My second informative blog post is going to be about creation of a logo using open source tools, namely Inkscape.
So, about 2 weeks after the beginning of my internship I was approached by guys from Brno Red Hat office, who needed help in developing a logo for their Taskotron project. Taskotron is a framework for automated task execution. Logo design being my main speciality, I approached the project with all my experience 😉
First of, I prepared a simple questionnaire about the logo and met with Josef and Jan to define the problem facing me and interview them. They told me that it was a framework for task/test automation, which would be used mainly by developers and package maintainers. Considering the logo itself the words used to describe it were “all-embracing, boundless, composite, helpful and high tech – low life”. It was going to be something minimalistic and possibly fun as opposed to corporate.

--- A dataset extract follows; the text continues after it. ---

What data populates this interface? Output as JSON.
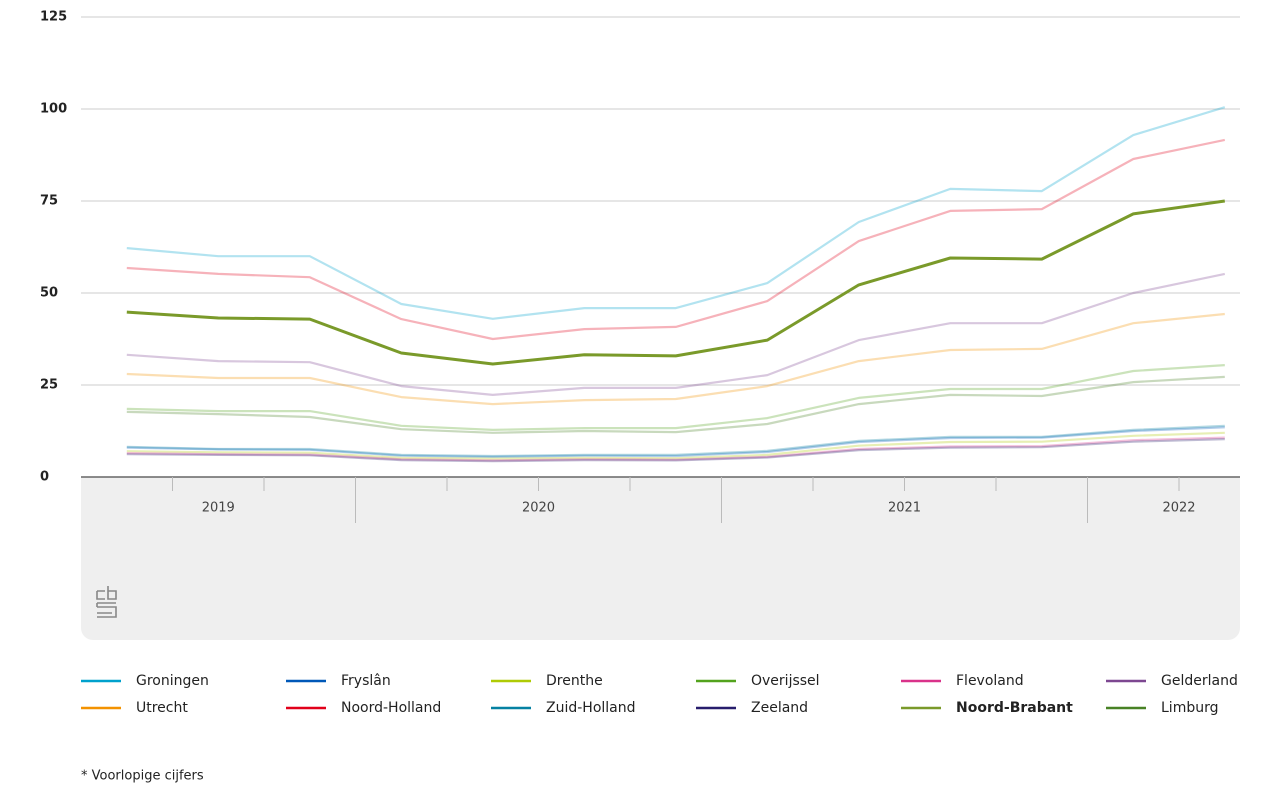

I myself, hearing the word “tron” and high-tech, immediately thought of the movie TRON: Legacy 😉 And here’s a little inspirational board I had to start with:
Having all that in mind, I started creating sketches. There were several ideas I worked with:
- combination of letters TT;
- a protective animal (elephant);
- the idea of a package being checked (literally 🙂 );
- boundless and composite material.
From here we selected 4 and of those I created vector versions with Inkscape.
Guys thought about those for a while and chose the upper right one as being clever,
and it will look good even as a small favicon etc. Also it made the most sense: in the description of Taskotron you are most likely to encounter the words “package” and “check”.
The next step was choosing a font and working on colors. For the font they preferred something more futuristic, rather than neutral. I used Fonsquirrel to look for something cool, as they always have a lot of free and beautiful fonts. So we chose #1 and #5 to work on. I further refined the letters and made them more neat and consistent, and corrected the kerning.
As for the colors, we agreed on some desaturated ones, possibly grey-green steel, aged copper or ash-gray.
After a brief discussion, we chose the best version of the font, and I prepared a palette to be used online and several versions of the logo. Here’s the final picture:
Can’t wait to see the logo in action!